Enquanto comiam pão de cevada e bebiam vinho aguado, os olhos de Jarela percorreram a sala. Num canto, meio escondido por uma cortina de linho, avistou o éfode brilhando fracamente. E os ídolos, pequenas figuras de prata, pareciam observar a cena com olhos vazios.
— Quem é aquele jovem? — perguntou Jarela, indicando com a cabeça o rapaz que servia a mesa.
— É o meu sacerdote — respondeu Mica, com orgulho na voz. — Um levita de Belém, que contratiei para cuidar das coisas sagradas. Assim tenho certeza de que o SENHOR está comigo.
Os danitas trocaram olhares rápidos. Um levita contratado? A coisa cheirava a oportunidade.
Na manhã seguinte, antes de partirem, os cinco espiões subiram até o topo do outeiro. Dali avistaram uma cidade adormecida no vale, cercada por colinas verdejantes. Laís – o nome ecoou entre eles como uma promessa. O lugar era tranquilo, seus habitantes viviam despreocupados, longe de qualquer aliança que pudesse protegê-los. Um alvo fácil.
Quando retornaram aos seus irmãos em Zorá e Estaol, a descrição que fizeram não foi apenas de um lugar, mas de uma dádiva.
— A terra é boa, vocês não imaginam — Jarela falou com os olhos brilhando. — E o povo? Vive como os sidônios, tranquilo, seguro. Não há neles falta de coisa alguma na terra. Mas estão longe dos sidônios, e não têm relações com ninguém.
Não foi difícil convencer seiscentos homens armados a seguirem com eles. Partiram como uma nuvem escura descendo das montanhas, com seus carroções e armas tilintando numa melodia belicosa.
No caminho, Jarela lembrou-se da casa de Mica.
— Aquele levita… e os ídolos… — sussurrou para os companheiros. — Seria uma bênção para nossa empreitada.
A tropa parou diante da casa no outeiro. Os cinco homens que haviam estado lá antes entraram, enquanto os outros seiscentos esperavam do lado de fora, em silêncio ameaçador.
Dentro, o levita – um jovem de rosto afilado chamado Jônatas – estava rezando diante dos ídolos.
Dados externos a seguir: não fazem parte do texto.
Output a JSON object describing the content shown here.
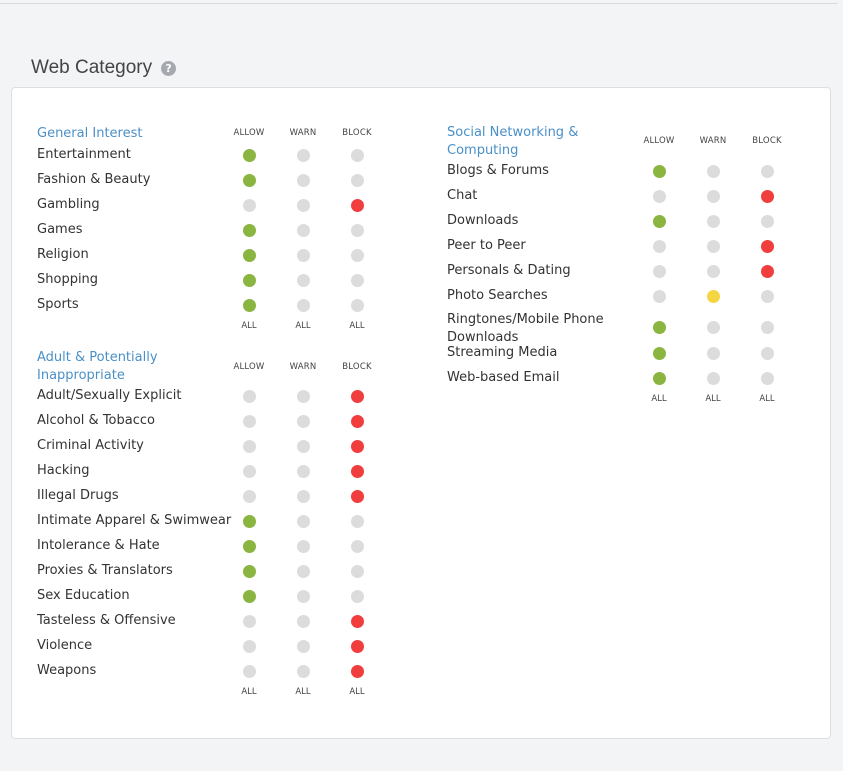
{
  "page": {
    "title": "Web Category",
    "help_icon": "question-circle-icon"
  },
  "columns": {
    "allow": "ALLOW",
    "warn": "WARN",
    "block": "BLOCK",
    "all": "ALL"
  },
  "colors": {
    "allow": "#8ab541",
    "warn": "#f5d642",
    "block": "#f03e3e",
    "off": "#dcdcdc",
    "title": "#4a90c8"
  },
  "groups": [
    {
      "title_lines": [
        "General Interest"
      ],
      "rows": [
        {
          "label": "Entertainment",
          "state": "allow"
        },
        {
          "label": "Fashion & Beauty",
          "state": "allow"
        },
        {
          "label": "Gambling",
          "state": "block"
        },
        {
          "label": "Games",
          "state": "allow"
        },
        {
          "label": "Religion",
          "state": "allow"
        },
        {
          "label": "Shopping",
          "state": "allow"
        },
        {
          "label": "Sports",
          "state": "allow"
        }
      ]
    },
    {
      "title_lines": [
        "Adult & Potentially",
        "Inappropriate"
      ],
      "rows": [
        {
          "label": "Adult/Sexually Explicit",
          "state": "block"
        },
        {
          "label": "Alcohol & Tobacco",
          "state": "block"
        },
        {
          "label": "Criminal Activity",
          "state": "block"
        },
        {
          "label": "Hacking",
          "state": "block"
        },
        {
          "label": "Illegal Drugs",
          "state": "block"
        },
        {
          "label": "Intimate Apparel & Swimwear",
          "state": "allow"
        },
        {
          "label": "Intolerance & Hate",
          "state": "allow"
        },
        {
          "label": "Proxies & Translators",
          "state": "allow"
        },
        {
          "label": "Sex Education",
          "state": "allow"
        },
        {
          "label": "Tasteless & Offensive",
          "state": "block"
        },
        {
          "label": "Violence",
          "state": "block"
        },
        {
          "label": "Weapons",
          "state": "block"
        }
      ]
    },
    {
      "title_lines": [
        "Social Networking &",
        "Computing"
      ],
      "rows": [
        {
          "label": "Blogs & Forums",
          "state": "allow"
        },
        {
          "label": "Chat",
          "state": "block"
        },
        {
          "label": "Downloads",
          "state": "allow"
        },
        {
          "label": "Peer to Peer",
          "state": "block"
        },
        {
          "label": "Personals & Dating",
          "state": "block"
        },
        {
          "label": "Photo Searches",
          "state": "warn"
        },
        {
          "label": "Ringtones/Mobile Phone Downloads",
          "label_lines": [
            "Ringtones/Mobile Phone",
            "Downloads"
          ],
          "state": "allow"
        },
        {
          "label": "Streaming Media",
          "state": "allow"
        },
        {
          "label": "Web-based Email",
          "state": "allow"
        }
      ]
    }
  ]
}
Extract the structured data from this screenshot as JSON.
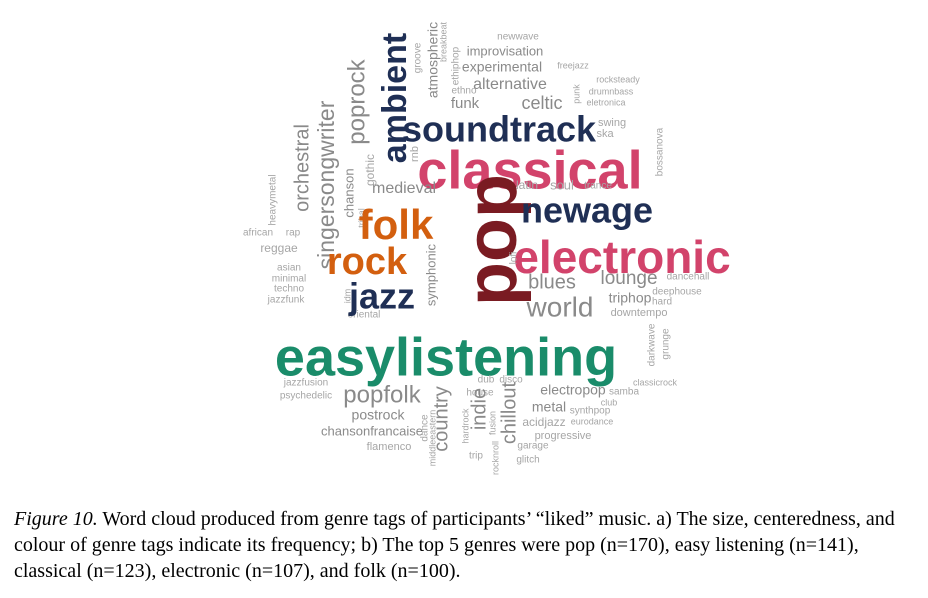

Os danitas não perderam tempo.
— Pegue o éfode, os ídolos, a imagem de fundição — ordenou Jarela, num tom baixo mas firme. — Estão conosco agora.
Mica chegou correndo, o rosto descomposto.
— O que estão fazendo? Roubando meus deuses?
Jarela olhou para ele sem piedade.
— Cala a boca, homem. Se não quiseres que a tua vida seja tirada junto com a de toda a tua casa.
Mica recuou, impotente, vendo os danitas carregarem todo o seu santuário caseiro. E o levita? Quando perguntaram se queria vir com eles para ser sacerdote de uma tribo inteira em vez de uma só casa, ele concordou sem hesitar. O brilho nos seus olhos era o mesmo de Mica quando exibira seus deuses caseiros – ambição disfarçada de devoção.
A cidade de Laís caiu como um fruto maduro. Os danitas passaram todos ao fio da espada e queimaram a cidade até que só restassem cinzas e memórias. Sobre as ruínas, reconstruíram o lugar e lhe deram o nome de Dã, em homenagem ao pai de sua tribo.
E no centro da nova cidade, ergueram um santuário. Lá colocaram a imagem esculpida que tinham roubado, e Jônatas, o levita, e seus filhos depois dele, serviram como sacerdotes perante aquele ídolo mudo. Ali, naquela cidade que haviam conquistado com sangue e astúcia, estabeleceram sua própria religião, longe do verdadeiro santuário em Siló.
E assim ficou, geração após geração, até que o cativeiro assírio varreu aquelas terras. A casa de Deus continuou em Siló, mas em Dã, o eco vazio de ídolos roubados sussurrava nos ventos que desciam das montanhas de Efraim. E o povo, que outrora buscara uma terra, perdeu-se no caminho de adorar deuses que cabiam na palma da mão.